My husband’s discarded work boots caught my eye last fall. “Wouldn’t this make a great spine-piece!” I thought as I snagged them from the trash. Later, I added his work-stained Levis jeans and a Faded Glory cotton shirt. The Samaritan’s Purse T-Shirt came from his volunteer service in Biloxi, Mississippi, three weeks after Hurricane Katrina devastated that area. He and a group of contractors from our church used their carpentry skills to repair blasted homes.
I had ordered BOOKS WILL SPEAK PLAIN, Julia Miller’s history of bindings that reflect their eras, unbound from the author. I couldn’t wait to read it, so I slit the foredges and read the book in sheets.
           This summer, I learned that the Midwest Guild of Book Workers would sponsor “Plainly Spoken,” a juried exhibition of bindings for this book! Here was the motivation I needed to create the binding I had in mind.

            I cut away the sole of the boot and as much of the icky lining as possible. I spread the leather wrong-side-out in the sunlight for days to kill off bacteria and get rid of odor.  When I pared, cut, and sewed the spine, I experienced the full meaning of “tough as an old boot.”

            Then I began the task of tailoring the shirt and jeans to a book. As I worked with the well-made jeans and shirt, I measured and stitched and pulled out threads and snipped 4, 6, and 8 layers from the seams.

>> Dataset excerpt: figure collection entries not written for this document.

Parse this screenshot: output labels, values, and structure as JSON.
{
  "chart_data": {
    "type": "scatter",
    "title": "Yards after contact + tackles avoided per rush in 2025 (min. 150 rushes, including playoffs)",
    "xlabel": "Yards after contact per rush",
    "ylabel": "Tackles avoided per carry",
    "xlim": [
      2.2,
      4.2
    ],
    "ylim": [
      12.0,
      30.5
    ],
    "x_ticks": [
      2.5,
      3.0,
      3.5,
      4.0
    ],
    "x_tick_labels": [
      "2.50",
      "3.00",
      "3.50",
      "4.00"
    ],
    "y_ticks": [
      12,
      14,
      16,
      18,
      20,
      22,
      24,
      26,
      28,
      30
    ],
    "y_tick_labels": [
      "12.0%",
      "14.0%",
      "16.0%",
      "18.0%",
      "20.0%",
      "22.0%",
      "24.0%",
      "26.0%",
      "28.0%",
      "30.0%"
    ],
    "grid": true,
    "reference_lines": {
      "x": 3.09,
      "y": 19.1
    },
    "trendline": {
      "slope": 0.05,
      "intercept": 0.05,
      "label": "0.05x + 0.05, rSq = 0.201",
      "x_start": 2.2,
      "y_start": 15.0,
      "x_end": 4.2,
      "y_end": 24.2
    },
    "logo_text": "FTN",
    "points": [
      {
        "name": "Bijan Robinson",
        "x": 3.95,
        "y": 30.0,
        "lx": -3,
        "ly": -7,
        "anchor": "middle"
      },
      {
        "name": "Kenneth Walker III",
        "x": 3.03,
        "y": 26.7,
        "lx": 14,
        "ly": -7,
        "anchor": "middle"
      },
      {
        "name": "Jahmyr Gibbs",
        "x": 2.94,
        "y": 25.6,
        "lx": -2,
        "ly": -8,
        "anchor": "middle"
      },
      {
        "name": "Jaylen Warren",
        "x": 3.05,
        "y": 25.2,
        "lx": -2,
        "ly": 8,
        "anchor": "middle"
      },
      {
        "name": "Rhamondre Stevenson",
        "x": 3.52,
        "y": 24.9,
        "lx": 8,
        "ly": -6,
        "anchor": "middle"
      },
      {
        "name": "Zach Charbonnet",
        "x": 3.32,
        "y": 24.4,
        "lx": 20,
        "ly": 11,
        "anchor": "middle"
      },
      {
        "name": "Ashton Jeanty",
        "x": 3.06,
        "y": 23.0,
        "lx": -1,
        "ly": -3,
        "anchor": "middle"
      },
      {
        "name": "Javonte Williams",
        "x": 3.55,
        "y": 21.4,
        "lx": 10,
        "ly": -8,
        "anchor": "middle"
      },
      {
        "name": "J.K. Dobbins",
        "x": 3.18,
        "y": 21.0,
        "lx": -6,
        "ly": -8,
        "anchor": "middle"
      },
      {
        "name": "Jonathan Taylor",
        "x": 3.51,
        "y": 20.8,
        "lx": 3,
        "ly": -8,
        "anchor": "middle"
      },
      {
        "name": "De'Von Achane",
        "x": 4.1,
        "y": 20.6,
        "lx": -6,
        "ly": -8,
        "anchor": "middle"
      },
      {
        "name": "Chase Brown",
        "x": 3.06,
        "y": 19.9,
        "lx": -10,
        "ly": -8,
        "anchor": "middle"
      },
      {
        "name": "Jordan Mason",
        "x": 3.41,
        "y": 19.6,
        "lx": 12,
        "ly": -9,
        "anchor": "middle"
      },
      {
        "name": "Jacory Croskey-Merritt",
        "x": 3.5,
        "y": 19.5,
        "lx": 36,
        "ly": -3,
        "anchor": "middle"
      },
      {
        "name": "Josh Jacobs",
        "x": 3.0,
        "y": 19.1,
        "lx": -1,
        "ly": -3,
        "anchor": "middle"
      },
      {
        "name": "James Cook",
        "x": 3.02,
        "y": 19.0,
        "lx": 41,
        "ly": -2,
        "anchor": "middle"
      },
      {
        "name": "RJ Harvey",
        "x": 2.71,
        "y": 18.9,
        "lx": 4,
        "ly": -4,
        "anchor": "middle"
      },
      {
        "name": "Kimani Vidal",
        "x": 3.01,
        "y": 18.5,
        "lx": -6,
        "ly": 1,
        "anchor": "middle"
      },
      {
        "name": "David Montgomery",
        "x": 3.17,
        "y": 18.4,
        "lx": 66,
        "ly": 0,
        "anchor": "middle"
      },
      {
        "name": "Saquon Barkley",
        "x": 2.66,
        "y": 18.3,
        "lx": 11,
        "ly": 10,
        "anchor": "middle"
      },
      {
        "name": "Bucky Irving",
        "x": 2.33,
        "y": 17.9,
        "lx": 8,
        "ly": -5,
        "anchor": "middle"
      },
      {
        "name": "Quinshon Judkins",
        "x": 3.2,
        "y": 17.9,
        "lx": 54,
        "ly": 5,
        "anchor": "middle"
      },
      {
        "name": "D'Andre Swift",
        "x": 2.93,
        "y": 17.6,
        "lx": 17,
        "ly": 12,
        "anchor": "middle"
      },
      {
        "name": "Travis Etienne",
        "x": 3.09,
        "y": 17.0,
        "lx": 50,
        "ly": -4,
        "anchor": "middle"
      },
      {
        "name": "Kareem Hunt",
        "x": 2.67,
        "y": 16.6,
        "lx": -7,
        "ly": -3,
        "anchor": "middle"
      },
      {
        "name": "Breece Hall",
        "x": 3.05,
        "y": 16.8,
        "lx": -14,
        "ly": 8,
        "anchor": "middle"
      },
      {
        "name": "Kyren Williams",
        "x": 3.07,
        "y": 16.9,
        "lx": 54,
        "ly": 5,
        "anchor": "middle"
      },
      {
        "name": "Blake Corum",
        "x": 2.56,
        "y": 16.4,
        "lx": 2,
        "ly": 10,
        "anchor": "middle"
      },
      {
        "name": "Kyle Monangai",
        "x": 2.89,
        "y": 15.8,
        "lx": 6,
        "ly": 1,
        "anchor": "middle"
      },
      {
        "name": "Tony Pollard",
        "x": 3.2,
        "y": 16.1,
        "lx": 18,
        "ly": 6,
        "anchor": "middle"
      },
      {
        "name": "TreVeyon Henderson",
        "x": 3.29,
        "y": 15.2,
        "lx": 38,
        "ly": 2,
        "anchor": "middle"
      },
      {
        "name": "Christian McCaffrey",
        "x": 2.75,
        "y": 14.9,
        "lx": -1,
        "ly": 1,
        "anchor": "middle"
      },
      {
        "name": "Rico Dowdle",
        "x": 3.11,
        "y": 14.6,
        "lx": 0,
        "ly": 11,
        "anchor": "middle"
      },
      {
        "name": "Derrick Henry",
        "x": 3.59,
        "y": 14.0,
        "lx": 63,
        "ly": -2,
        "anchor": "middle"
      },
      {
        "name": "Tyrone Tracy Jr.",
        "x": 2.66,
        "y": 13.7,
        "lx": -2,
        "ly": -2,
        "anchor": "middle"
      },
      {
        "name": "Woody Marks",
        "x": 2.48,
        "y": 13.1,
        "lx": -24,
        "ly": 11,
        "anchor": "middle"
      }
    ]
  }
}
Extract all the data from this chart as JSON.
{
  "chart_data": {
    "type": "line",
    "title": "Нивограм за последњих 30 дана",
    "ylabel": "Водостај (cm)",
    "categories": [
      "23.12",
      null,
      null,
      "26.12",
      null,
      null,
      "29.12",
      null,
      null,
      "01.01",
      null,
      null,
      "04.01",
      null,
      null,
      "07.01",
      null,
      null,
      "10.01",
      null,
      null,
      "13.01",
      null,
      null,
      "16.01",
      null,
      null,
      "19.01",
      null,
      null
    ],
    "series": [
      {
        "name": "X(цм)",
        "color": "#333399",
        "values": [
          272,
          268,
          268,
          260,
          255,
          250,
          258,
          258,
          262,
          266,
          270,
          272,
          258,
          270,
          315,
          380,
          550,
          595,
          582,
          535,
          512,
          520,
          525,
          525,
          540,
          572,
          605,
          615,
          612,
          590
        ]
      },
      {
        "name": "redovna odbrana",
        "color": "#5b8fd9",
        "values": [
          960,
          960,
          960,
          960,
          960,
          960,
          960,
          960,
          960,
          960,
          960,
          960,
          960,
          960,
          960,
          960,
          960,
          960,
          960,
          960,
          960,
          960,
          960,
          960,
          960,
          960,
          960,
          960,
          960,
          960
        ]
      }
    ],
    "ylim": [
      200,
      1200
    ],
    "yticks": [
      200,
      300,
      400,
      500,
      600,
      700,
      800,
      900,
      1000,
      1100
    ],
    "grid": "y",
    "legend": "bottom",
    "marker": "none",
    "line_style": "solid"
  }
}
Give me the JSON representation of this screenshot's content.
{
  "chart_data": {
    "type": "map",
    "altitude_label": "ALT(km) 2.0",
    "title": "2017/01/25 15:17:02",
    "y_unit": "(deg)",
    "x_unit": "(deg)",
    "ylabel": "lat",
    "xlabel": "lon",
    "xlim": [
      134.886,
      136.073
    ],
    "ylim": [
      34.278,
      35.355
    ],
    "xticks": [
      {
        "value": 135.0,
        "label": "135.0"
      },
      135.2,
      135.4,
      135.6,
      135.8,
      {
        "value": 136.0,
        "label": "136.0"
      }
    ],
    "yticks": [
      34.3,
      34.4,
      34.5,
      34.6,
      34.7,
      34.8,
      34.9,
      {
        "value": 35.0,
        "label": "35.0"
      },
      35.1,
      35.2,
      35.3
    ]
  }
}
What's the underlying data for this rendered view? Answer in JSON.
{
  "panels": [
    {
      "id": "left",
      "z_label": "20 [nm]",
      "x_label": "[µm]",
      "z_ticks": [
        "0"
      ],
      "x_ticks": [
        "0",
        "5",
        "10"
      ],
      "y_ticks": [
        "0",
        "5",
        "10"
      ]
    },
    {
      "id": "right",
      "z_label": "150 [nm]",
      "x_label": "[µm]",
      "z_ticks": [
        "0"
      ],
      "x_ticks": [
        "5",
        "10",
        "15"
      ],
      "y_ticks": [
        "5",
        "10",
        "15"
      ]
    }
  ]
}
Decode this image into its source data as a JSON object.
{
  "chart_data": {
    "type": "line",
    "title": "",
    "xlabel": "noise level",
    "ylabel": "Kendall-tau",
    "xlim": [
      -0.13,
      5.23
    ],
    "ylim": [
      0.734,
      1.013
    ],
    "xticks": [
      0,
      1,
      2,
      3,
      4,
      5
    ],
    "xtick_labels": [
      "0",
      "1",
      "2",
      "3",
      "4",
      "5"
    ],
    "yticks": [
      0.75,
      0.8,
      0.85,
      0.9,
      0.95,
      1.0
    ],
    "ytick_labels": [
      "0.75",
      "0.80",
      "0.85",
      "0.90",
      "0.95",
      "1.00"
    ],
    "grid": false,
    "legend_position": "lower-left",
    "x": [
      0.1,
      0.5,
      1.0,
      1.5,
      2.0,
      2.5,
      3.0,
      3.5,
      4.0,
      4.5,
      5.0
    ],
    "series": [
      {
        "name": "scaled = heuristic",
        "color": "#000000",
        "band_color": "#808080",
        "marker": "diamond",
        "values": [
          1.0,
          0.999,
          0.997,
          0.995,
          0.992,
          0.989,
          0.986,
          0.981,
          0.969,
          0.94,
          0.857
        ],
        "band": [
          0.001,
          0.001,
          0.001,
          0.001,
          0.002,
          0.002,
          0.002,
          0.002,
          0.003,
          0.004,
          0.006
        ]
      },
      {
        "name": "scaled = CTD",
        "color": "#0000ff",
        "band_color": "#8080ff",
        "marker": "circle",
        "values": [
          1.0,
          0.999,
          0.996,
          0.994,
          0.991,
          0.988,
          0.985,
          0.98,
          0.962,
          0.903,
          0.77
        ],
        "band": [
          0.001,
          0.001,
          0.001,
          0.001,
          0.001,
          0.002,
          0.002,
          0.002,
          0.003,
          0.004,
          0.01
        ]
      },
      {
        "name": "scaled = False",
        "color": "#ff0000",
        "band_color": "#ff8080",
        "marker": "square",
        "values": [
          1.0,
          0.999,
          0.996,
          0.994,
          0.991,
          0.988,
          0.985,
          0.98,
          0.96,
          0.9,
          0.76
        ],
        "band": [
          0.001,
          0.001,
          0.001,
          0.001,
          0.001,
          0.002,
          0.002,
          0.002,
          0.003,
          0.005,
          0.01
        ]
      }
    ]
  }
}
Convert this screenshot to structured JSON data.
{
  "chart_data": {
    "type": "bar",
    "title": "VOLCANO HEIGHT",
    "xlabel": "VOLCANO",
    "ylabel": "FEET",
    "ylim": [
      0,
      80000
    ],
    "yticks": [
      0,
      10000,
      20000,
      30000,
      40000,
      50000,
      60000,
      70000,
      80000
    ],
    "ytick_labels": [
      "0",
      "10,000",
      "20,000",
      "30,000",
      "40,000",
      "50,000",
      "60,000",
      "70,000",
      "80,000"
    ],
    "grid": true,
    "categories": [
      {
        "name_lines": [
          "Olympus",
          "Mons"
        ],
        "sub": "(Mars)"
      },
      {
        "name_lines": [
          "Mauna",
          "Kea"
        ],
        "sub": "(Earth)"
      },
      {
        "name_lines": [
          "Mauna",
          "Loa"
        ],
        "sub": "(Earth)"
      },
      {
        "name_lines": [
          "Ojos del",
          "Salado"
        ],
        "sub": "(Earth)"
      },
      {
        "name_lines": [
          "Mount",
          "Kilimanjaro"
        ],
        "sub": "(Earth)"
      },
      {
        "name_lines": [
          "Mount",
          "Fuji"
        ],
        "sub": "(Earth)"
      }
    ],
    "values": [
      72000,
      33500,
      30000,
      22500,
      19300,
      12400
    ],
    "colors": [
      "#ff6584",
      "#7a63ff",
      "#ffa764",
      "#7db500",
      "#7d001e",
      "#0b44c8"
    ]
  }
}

            I had no idea what I was getting into (an all-too-common situation for me). I solved problems at each step of the process, which took longer than I ever thought it would. Thank heavens the deadline was extended. I pulled my first all-nighter ever on the final night in order to complete the clamshell box and Fed Ex the book to meet the deadline.

            Throughout the process, I reminded myself, “This is my book. I can do whatever I want!” This binding is made from my husband’s work clothing, honest materials stained and paint-spattered from honest work. The earbuds bring this classic outfit—T-shirt, work shirt, Levis, and leather boots—into the 21st century.

            So now Julia Miller’s wonderful book is truly clothed in the “just the Dress his Century wore.”

            Yesterday, I learned that my binding had been accepted and will travel to five venues over the next year and a half!


Nov 2013 – Jan 2014   Spencer Research Library, University of Kansas. Lawrence, KS
Jan – Apr 2014   University of Michigan. Ann Arbor, MI
Apr – Jul 2014   The Newberry. Chicago, IL
Aug – Nov 2014   University of Iowa. Iowa City, IA
Jan – April 2015   Minnesota Center for the Book. Minneapolis, MN
The earbuds are a visual reference to a “speaking book.” The long single-strand end (tucked into the pocket) doubles as a “ribbon” place marker. (

Shirt fabric is “tucked” into the waistband for the turn-in. The foredge can be buttoned. A bit of T-shirt peeks out from the front cover, as if worn under the shirt.

Jeff Peachey’s paring knife passes the ultimate test.

The drop-spine box is covered in denim cut from the legs of his work jeans.

Classic clothing, stained and paint-spattered from honest work.

My husband sanded the head and tail of the text block. I didn't want to remove all the printer's marks.